Я увидел новое озеро, образовавшееся благодаря плотине.

Его вода как перно, зеленоватая и мутная, а в ней отражается снежная вершина, у берега стоит лодка; вокруг ни души.

Плывет туман.

Трещины в ледниках зеленые, как бутылочное стекло.

Сабет сказала бы: как изумруд! Снова наша игра со счетом до двадцати одного очка! Скалы после заката: как золото. Я нахожу: как янтарь, потому что они матовые и почти прозрачные, или как кости, потому что светло-желтые и пористые. Тень нашего самолета над моренами и ледниками: всякий раз, когда она проваливается в бездну, кажется, что она погибла, что ее туда заманили; но вот через мгновение она снова ползет по следующей скальной стене; кажется, будто ее прилепили мастерком штукатура, но она не держится, а скользит и снова падает в пустоту по ту сторону гребня. Тень нашего самолета как летучая мышь! — так сказала бы Сабет, я ничего не нахожу и теряю очко, но у меня другое на уме: я вижу следы на снегу, следы человеческих ног, они выглядят как заклепки, а Сабет сказала бы, как бусы, голубоватые, они висят длинной нитью на шее снежника. Вот о чем я думаю: если бы я сейчас стоял на той вершине, что бы я стал делать? Уже слишком поздно, чтобы начинать спуск; в долине сгустились сумерки, и вечерние синие тени покрыли ледники, переламываясь на отвесных скалистых стенах. Что же делать? Мы пролетаем мимо; я вижу белый крест на вершине, там горит огонек, но очень одиноко; этот огонек не могут увидеть те, кто взбирается на вершину, потому что надо начать спускаться прежде, чем он загорается.
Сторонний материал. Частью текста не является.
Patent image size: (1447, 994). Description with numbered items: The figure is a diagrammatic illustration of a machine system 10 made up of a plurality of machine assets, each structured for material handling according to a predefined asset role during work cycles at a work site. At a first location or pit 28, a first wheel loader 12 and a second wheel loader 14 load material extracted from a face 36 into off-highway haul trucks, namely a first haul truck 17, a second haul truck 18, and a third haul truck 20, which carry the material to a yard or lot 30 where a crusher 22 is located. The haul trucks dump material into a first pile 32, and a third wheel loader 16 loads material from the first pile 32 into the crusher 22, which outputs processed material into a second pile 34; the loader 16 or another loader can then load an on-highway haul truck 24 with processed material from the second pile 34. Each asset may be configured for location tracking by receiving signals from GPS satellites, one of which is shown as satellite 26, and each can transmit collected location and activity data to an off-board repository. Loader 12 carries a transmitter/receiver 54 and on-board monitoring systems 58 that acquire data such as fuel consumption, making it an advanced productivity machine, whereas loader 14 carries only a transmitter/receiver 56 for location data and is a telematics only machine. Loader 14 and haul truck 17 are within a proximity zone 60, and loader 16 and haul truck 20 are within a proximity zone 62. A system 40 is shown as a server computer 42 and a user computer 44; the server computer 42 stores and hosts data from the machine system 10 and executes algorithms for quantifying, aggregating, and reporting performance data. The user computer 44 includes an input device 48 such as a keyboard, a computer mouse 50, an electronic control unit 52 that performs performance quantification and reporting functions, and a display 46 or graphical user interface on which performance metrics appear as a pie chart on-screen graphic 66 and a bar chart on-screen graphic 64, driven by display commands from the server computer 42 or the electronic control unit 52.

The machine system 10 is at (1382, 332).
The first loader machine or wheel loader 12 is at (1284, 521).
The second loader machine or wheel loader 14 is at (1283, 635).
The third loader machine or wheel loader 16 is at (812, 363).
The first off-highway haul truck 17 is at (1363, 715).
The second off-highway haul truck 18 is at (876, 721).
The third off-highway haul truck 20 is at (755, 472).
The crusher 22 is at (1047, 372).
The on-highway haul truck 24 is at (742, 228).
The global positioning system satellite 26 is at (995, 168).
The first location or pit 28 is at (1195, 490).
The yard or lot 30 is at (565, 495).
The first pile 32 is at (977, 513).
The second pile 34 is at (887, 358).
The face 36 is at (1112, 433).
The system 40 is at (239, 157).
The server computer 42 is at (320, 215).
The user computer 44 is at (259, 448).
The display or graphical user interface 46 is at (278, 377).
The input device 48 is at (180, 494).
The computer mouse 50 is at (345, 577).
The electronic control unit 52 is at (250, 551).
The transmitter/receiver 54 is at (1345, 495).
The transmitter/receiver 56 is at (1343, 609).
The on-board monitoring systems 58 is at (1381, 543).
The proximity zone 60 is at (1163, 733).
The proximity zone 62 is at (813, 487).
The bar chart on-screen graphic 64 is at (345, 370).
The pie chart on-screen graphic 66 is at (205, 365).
За то, чтобы увидеть его, надо заплатить своей жизнью, но он очень красив; еще мгновение, и все это скрывается за облаками; воздушные ямы, южный склон Альп весь в облаках, как и следовало ожидать: они как вата, как гипс, как цветная капуста, как мыльная пена с пузырями, отливающими всеми цветами радуги; не знаю, что бы еще придумала Сабет, контуры их очень быстро меняются, иногда в облаках получается прорыв, и тогда можно заглянуть вглубь: черный лес, горная речка, лес как еж — но все это длится мгновенье, облака плывут, находят друг на друга, тени верхнего слоя облаков на нижнем, тени как занавеси; мы пролетаем сквозь них, перед нами горы облаков, освещенные солнцем; кажется, наш самолет разобьется об эти горы, горы из водяных испарений, белые, упругие, зернистые, словно греческий мрамор.

Мы влетаем в эти горы.

Со времени моей вынужденной посадки в пустыне Тамаулипас я всегда садился в самолете так, чтобы видеть шасси, как только его выпустят; меня всегда занимало, не превратится ли посадочная дорожка в последнюю минуту, когда ее коснутся колеса, в пустыню…

Милан.

Отправляю телеграмму Ганне, что я прилетаю.

Кому же еще?

Трудно себе представить, почему шасси, состоящее из двух пар колес и особых рессор на трубчатой рамке из блестящего металла, густо покрытой смазкой, как и полагается, — трудно себе представить, почему это шасси должно вдруг повести себя как демон, который превращает посадочную дорожку в пустыню; все это, конечно, бредни, которые я сам не принимаю всерьез; мне за мою жизнь ни разу не пришлось столкнуться ни с одним демоном, не считая так называемого максвелловского демона, который, как известно, вовсе не демон.

Рим.

Отправил телеграмму Вильямсу — сообщил ему, что ухожу с работы.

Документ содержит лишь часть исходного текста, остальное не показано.